In the next section, I will present to you the most common strategies and their results on 10,000 simulated rounds of roulette (or as many rounds as it takes for the player to lose all of their chips). All strategies were tested with the same starting deposit of $1000 and a starting bet of $1. To further objectify the results, we ran simulations of five players for each strategy. Each player's financial progress is plotted in graphs.
Author's note: The simulations were run using the standard random number generator provided by the Java programming language. Some fraudulent sites claim that their strategies are based on long-term monitoring of random number generators, in particular those used by casinos. When it comes to roulette, the random number generator is, of course, the roulette itself. Manufacturers of real roulettes test their products with hundreds of thousands of spins to test the probabilities of getting individual numbers. The odds of flawed roulette wheels making it into a real casino are therefore quite slim. With video roulettes, rendered by a computer system, the random number comes is either very similar to that used in our test, or more probably from special hardware which generates numbers from electrical noise. As a software developer for online casinos I can safely say that the chance of predicting the result of these random number generators is zero.

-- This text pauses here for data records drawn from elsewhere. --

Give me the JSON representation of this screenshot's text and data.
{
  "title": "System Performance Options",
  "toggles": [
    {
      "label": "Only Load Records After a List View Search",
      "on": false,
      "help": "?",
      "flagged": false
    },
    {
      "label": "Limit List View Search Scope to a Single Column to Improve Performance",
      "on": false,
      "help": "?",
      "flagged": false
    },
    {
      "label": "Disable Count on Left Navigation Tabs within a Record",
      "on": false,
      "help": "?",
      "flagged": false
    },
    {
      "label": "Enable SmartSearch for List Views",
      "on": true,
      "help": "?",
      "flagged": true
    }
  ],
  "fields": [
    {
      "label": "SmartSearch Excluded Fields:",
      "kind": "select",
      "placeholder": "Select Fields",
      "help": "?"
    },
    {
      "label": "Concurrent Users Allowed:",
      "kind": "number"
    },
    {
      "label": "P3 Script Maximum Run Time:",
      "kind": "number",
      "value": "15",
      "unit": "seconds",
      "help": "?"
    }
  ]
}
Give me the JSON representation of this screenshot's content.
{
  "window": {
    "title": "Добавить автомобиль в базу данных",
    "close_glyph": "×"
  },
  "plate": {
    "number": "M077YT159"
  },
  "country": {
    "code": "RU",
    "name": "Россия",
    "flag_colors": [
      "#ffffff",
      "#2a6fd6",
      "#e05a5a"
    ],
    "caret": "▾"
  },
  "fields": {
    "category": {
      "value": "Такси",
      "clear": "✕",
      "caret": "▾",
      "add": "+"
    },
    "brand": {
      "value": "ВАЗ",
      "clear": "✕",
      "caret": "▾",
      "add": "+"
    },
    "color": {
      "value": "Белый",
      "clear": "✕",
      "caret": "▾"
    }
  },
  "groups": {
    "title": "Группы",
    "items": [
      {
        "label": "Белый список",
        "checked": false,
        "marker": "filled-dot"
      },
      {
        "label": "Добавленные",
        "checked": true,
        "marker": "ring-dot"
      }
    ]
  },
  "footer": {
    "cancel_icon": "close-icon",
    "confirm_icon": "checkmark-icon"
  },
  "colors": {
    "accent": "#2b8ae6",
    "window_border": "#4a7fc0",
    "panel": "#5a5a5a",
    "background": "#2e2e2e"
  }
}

Martingale is the most well-known roulette strategy. It is based on player betting one chip on a chosen colour, even/odd numbers, or low/high numbers. If he loses, he doubles his bet on the same colour. This is repeated until he wins. Subsequently, he will again start betting with one chip. This strategy is justified by the belief that the chosen colour, given enough play, will inevitably appear.
From a theoretical perspective, this reasoning is sound: in an infinite number of plays, the probability of a certain colour not appearing approaches zero. In practise, no one has the funds to continually double their bet. Even if this were the case, casinos impose a maximum bet as discussed before. All that remains of the ideal mathematical model is a huge bet, a very small probability of losing, and a win amount that is proportionally smaller.
In this simulation, all players started with a budget of $1,000 and a first bet of $1. Let's see how they did.
(Simulations of Martingale strategy)
Each of the players lost all their chips within 10,000 rounds. If each player were able to recognize the optimal time to walk away with this strategy, he could have left the casino with a net profit. In fact, this is the danger of the strategy. Initially, the player has the feeling that he is winning, that the strategy is invincible, and the winnings can continue forever. Of course, the opposite is true.
By playing the strategy in the long term, you inevitably lose more than you managed to win beforehand, if for some reason you don't stop playing at the appropriate time. Additionally, there is no guarantee that you won't lose the whole budget in the first round of bets (even though the probability of this happening is quite small).